Tara Burns Sc, representing Taylor, said her client’s instructions were that because he felt that Moran was close to former garda commissioner Nóirín O’Sullivan, he did not express any specific view to him in relation to the Commissioner.

Moran said he deduced that Taylor was unhappy with being moved from his body language and from the conversation they had.

He said that on taking over the post of garda press officer on 10 June 2014, he met with Taylor and received “a comprehensive briefing” from him.

He testified that that if a journalist contacted him, he would refer them to the staff in the press office, and that interactions with journalists would be recorded on Spotlight, a system used by the press office.

Press releases

Ferris, who works in garda corporate communications, and worked in the Garda Press Office from 2007, said that at one stage Taylor took the view that the press office “should pump out press releases”.

“If there’s a lawnmower stolen from a house in Malahide, that does not justify a press release,” Ferris said.

Ferris also recounted an incident in which a crime reporter called him asking was he missing something in a press release about a Garda seizure of €5,000 worth of illegal drugs. This information might be sent to a local paper, he said, but not to the national media for a relatively small seizure.

Ferris said it was unusual for a superintendent to share an office, and he asked if that was okay when Taylor first arrived in the press office, and was told it was. But some weeks later, he arrived at work to find his desk “upside down in three pieces”.

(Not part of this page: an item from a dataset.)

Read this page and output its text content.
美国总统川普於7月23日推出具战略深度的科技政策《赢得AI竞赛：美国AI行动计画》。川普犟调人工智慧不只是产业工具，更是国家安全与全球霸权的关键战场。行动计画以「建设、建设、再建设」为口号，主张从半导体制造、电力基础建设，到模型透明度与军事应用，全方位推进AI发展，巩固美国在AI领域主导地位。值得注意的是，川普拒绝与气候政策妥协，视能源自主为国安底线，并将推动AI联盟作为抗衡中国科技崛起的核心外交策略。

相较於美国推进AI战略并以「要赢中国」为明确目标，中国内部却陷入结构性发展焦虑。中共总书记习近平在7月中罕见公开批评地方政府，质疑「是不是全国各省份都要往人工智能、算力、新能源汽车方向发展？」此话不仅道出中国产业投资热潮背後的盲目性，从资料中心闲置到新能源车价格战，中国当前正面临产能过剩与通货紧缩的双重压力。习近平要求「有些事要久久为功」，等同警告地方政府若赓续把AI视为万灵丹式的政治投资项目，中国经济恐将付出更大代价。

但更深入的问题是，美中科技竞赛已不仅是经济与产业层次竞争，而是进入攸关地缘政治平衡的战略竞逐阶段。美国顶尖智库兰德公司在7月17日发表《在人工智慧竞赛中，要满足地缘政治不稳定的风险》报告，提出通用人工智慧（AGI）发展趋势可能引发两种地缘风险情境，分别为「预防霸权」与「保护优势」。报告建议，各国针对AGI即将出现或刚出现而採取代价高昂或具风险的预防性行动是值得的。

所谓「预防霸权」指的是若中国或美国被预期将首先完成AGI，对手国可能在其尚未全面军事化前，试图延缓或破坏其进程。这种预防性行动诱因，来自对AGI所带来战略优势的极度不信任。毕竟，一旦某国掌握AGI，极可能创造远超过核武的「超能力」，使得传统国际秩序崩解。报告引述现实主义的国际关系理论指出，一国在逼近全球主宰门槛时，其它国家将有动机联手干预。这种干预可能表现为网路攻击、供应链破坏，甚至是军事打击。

Questioned by the Tribunal chairman, Mr Justice Peter Charleton, Ferris clarified he was not suggesting that Taylor broke his desk.

‘Very difficult’

“As an individual I found it very difficult to come to terms with how you could treat any employee in the manner in which I was treated,” Ferris said.

Ferris said he had a professional relationship with his superior, and attended the Garda press office Christmas outing, but outside of that he did not socialise with Taylor.

Ferris said that after Taylor was transferred out of the press office to the traffic section, he removed Taylor from a mailing list summarising media coverage of the force. He later removed the superintendent from the list a second time, after his name was added back to the mailing list.

Ferris also said that he once saw a staff member in the press office printing out contact details for journalists for Taylor, and told her not to do so.

Ferris said he had no recollection of Taylor saying he needed the press clippings in relation to a thesis he was working on at the time, and Taylor did not offer a reason why he wanted to be on the mailing list.

He said the only response from Taylor when told he was no longer on the mailing list was to ask who made the decision to remove him.

Ferris said he did not know anything about any campaign against McCabe, and “was never privy to any communication between the commissioner and Superintendent Taylor in relation to Sergeant McCabe.”

The tribunal resumes on Friday at 9am.